The range-topping GLS Sport 4WD automatic we tested can also be optioned with a five-speed manual 'box, which gives you an extra 51Nm of torque at 2000rpm, although the 356Nm available in the five-speed auto is certainly more than sufficient to pull you along.
Mitsubishi also offers a four-speed auto 'box in the GLX-R, which sits just under our tester in the range and will cost you $53,990 plus ORC, versus the $59,490 plus ORC for the ute on these pages.
For the extra ask, the GLS gives you leather-faced seats, voice-activated Bluetooth controllable through the steering wheel, integrated fog lights, more bright work on the body and bigger 17" alloy wheels.

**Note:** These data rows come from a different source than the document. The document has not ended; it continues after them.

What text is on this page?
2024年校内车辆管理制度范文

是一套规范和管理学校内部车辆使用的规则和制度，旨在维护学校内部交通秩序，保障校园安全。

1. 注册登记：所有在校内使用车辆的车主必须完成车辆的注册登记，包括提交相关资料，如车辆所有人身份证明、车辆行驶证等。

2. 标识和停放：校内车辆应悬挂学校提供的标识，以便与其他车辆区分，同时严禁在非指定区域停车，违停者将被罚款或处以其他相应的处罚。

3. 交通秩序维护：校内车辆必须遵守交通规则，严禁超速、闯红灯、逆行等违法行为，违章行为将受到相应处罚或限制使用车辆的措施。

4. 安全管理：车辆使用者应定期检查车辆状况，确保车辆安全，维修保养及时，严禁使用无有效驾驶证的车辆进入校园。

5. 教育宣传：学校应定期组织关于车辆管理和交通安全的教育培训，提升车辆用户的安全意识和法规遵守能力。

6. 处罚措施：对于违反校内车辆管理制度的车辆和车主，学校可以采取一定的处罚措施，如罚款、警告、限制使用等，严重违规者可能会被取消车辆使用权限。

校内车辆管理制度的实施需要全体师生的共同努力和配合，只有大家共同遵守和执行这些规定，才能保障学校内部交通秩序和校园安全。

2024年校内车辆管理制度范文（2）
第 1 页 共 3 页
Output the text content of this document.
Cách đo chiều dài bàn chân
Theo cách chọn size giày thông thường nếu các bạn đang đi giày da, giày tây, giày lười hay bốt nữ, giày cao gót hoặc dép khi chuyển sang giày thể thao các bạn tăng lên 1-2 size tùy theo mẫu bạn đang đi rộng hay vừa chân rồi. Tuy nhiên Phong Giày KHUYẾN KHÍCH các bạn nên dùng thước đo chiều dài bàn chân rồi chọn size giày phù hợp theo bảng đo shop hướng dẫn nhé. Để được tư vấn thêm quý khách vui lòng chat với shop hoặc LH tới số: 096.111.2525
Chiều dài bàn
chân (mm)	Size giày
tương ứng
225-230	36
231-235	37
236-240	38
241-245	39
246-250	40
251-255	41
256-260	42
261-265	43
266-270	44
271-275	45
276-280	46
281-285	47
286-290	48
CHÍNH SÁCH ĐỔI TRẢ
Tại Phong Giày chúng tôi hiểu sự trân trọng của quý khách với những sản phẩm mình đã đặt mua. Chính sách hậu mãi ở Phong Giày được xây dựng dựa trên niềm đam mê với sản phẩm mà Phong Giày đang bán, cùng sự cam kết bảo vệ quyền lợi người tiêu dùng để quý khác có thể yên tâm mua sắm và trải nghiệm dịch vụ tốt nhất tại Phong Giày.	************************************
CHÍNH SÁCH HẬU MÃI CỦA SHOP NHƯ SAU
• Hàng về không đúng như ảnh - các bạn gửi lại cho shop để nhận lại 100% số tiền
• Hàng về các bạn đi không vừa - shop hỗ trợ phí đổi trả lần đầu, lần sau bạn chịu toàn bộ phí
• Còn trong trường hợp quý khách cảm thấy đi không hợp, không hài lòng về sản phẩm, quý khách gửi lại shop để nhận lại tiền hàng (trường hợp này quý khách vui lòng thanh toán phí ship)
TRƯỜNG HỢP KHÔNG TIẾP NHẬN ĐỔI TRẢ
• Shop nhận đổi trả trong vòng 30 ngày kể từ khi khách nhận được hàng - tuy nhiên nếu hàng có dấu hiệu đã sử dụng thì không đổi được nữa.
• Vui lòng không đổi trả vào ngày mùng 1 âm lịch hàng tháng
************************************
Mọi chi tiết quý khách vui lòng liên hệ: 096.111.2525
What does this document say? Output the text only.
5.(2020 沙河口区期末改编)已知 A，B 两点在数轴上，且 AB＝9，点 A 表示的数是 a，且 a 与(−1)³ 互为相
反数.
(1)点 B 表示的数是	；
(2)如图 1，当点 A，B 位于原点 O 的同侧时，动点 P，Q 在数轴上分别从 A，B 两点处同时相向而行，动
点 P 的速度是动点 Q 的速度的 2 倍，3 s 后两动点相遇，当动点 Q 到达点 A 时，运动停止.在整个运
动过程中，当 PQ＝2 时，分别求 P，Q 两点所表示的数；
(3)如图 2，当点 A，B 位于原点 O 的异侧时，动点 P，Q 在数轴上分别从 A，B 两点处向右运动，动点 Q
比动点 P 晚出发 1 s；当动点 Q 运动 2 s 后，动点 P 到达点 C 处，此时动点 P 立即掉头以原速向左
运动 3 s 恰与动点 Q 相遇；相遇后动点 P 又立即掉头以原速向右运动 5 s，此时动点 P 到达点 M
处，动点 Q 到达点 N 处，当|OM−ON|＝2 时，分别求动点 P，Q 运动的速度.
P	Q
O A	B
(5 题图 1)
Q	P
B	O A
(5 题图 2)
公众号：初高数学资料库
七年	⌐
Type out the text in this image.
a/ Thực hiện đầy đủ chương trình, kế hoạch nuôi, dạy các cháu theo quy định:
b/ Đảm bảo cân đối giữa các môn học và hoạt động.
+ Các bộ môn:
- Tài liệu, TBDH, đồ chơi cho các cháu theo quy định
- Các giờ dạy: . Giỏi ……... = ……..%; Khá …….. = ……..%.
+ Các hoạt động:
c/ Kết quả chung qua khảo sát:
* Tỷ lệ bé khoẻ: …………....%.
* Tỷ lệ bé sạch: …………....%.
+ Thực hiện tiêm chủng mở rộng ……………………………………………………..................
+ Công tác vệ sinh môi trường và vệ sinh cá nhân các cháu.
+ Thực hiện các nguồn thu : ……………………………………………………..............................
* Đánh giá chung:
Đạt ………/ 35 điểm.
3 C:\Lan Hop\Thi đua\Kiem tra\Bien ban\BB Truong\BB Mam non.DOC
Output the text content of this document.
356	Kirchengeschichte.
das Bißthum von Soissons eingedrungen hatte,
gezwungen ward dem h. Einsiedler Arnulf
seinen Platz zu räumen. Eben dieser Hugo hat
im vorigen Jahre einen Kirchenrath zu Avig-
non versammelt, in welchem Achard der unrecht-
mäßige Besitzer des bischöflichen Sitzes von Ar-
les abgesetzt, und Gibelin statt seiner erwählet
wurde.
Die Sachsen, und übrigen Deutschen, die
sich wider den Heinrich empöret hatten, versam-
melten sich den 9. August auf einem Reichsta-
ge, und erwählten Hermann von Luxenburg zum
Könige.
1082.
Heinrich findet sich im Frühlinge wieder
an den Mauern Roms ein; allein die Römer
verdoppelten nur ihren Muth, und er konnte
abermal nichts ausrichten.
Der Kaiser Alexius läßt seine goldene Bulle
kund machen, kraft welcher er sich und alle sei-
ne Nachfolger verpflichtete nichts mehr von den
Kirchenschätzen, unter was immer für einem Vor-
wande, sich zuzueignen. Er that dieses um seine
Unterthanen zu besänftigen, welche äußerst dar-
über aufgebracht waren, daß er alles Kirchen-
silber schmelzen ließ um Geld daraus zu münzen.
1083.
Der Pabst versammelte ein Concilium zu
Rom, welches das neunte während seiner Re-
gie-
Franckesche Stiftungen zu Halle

The Triton marries up perfectly well with modern expectations in terms of what comfort, convenience, and safety items are on offer to the driver and passengers, and its greatly-improved wellside tray configuration also stands out for us.
Mitsubishi takes a lot of pride in the 4WD systems it uses, these days the various traction systems featured in the Triton come under the heading of Mitsubishi All-Terrain Technology (or MATT for short).
The system really does provide the full gamut of active safety software designed to keep you on the road (or track), and includes Active Traction Control, a Multi-Mode Anti-Lock Braking system which sends different amounts of brake-force to individual wheels depending on the situation, and Active Stability Control, designed to combat under- or over-steer.
The Triton GLS's Super Select 4WD system allows you to change between four differing traction modes on the fly. In fact, you can change between 2H and 4H at anywhere up to 100kph, although we'd suggest slowing down a bit if the chip seal has just disappeared beneath groomed metal.
As you'd expect, the 4WD system incorporates full-time 4H and 4HLC (4WD high range) modes, along with 4LLC in the GLS, thanks to the centre diff-lock, specifically suited to a farm track that requires more crawling than actual driving.
Like almost all of its competitors, the Triton can be specified in four body styles: single and double cab-chassis formats, ready to accept your deck of choice on the rear; a Club Cab offering, which provides an extra modicum of space behind the driver and front passenger seats; and the full double cab, with seating for five.
Double cab Tritons also offer a back window with an electrically-opening partition – handy if you have a load of timber lengths that won't quite fit the tray or simply if you want to give the dog some fresh air without having it hanging out the side window.
Depending on your needs, the wellside tray versions are supremely practical with 1505mm of interior cargo floor length, a 1470mm cargo floor width (or 1085mm between wheel arches) and 460mm in height. The gross payload figure of 1010kg (or 1025kg for manual versions) is impressive, too.
Outside of the tray itself we were impressed with the standard rear step bumper the GLS Sport arrives with. Combined with the stylish looking side steps, the Triton in this state of dress is a good-looking truck indeed.
The Triton has flown under the radar of late, as several big brands scramble for sales supremacy. Regardless, there remains a lot to like here, not least the ute's proven off-road abilities and its back-up support in the shape of Mitsubishi's 10 Year Diamond Advantage warranty scheme.
At GLS Sport level, the Triton is a good looker too, with enough modern toys inside and chrome additions to the body outside to present a stylish overall package. Also the rear tray was redesigned a couple of years back to add valuable extra millimetres to proceedings.
All in all, the triple diamond brand continues to look after the needs of the light commercial market with a ute that covers all the bases.